Once again, Dan Kahan and his colleagues at Yale are out with a paper that dramatically challenges–using scientific data–much of what we would like to believe about the relationship between knowing more about science, and accepting science on contested issues. The paper is entitled “The Tragedy of the Risk-Perception Commons: Cultural Conflict, Rationality Conflict, and Climate Change.”
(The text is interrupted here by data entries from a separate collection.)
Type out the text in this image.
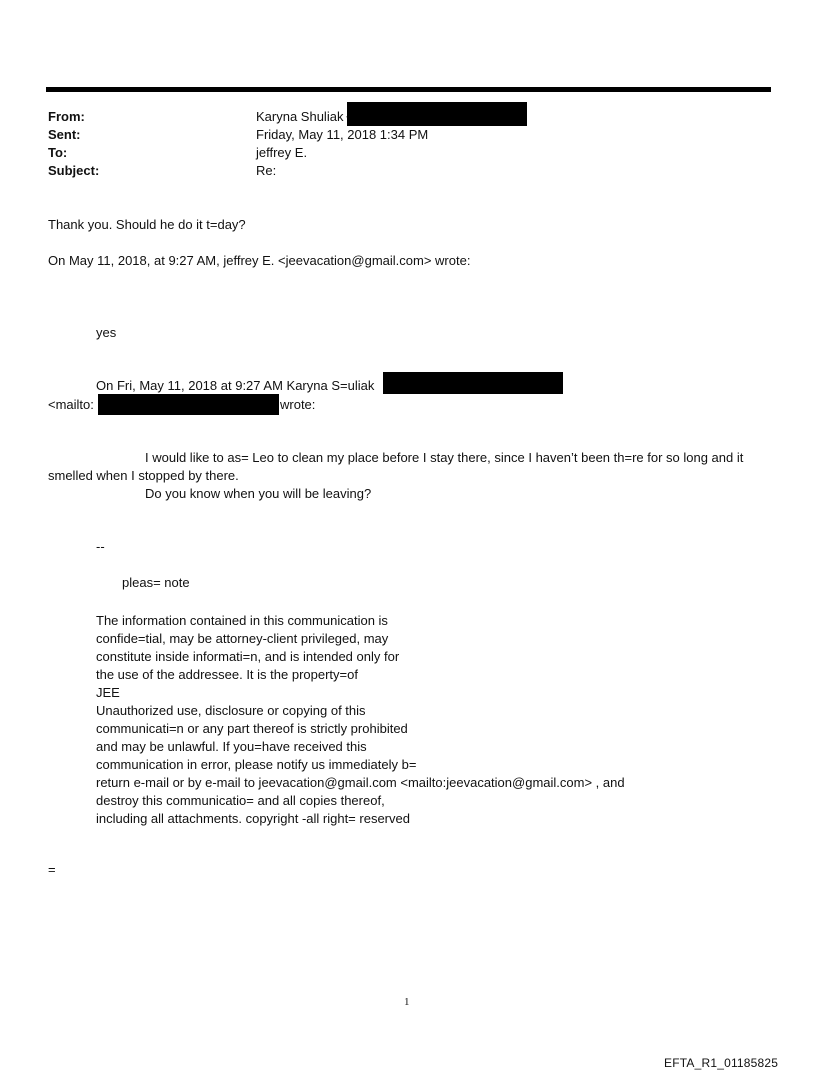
From:	Karyna Shuliak
Sent:	Friday, May 11, 2018 1:34 PM
To:	jeffrey E.
Subject:	Re:
Thank you. Should he do it t=day?
On May 11, 2018, at 9:27 AM, jeffrey E. <jeevacation@gmail.com> wrote:
yes
On Fri, May 11, 2018 at 9:27 AM Karyna S=uliak
<mailto:	wrote:
I would like to as= Leo to clean my place before I stay there, since I haven’t been th=re for so long and it
smelled when I stopped by there.
Do you know when you will be leaving?
--
pleas= note
The information contained in this communication is
confide=tial, may be attorney-client privileged, may
constitute inside informati=n, and is intended only for
the use of the addressee. It is the property=of
JEE
Unauthorized use, disclosure or copying of this
communicati=n or any part thereof is strictly prohibited
and may be unlawful. If you=have received this
communication in error, please notify us immediately b=
return e-mail or by e-mail to jeevacation@gmail.com <mailto:jeevacation@gmail.com> , and
destroy this communicatio= and all copies thereof,
including all attachments. copyright -all right= reserved
=
1
EFTA_R1_01185825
The brilliant maneuver in this study is to do a survey that not only measures whether people accept climate science, but correlates that with their scores on standard scientific literacy questions and tests of numeracy–the ability to think mathematically. Here’s the abstract:
The conventional explanation for controversy over climate change emphasizes impediments to public understanding: limited popular knowledge of science, the inability of ordinary citizens to assess technical information, and the resulting widespread use of unreliable cognitive heuristics to assess risk. A large survey of U.S. adults (N = 1540) found little support for this account. On the whole, the most scientifically literate and numerate subjects were slightly less likely, not more, to see climate change as a serious threat than the least scientifically literate and numerate ones. More importantly, greater scientific literacy and numeracy were associated with greater cultural polarization: respondents predisposed by their values to dismiss climate change evidence became more dismissive, and those predisposed by their values to credit such evidence more concerned, as science literacy and numeracy increased. We suggest that this evidence reflects a conflict between two levels of rationality: the individual level, which is characterized by citizens’ effective use of their knowledge and reasoning capacities to form risk perceptions that express their cultural commitments; and the collective level, which is characterized by citizens’ failure to converge on the best available scientific evidence on how to promote their common welfare. Dispelling this “tragedy of the risk-perception commons,” we argue, should be understood as the central aim of the science of science communication.
I plan to blog about several aspects of this paper, as its findings are so central to everything I’m trying to get across these days. For now, I’m just flagging it. I think it is an absolute must read.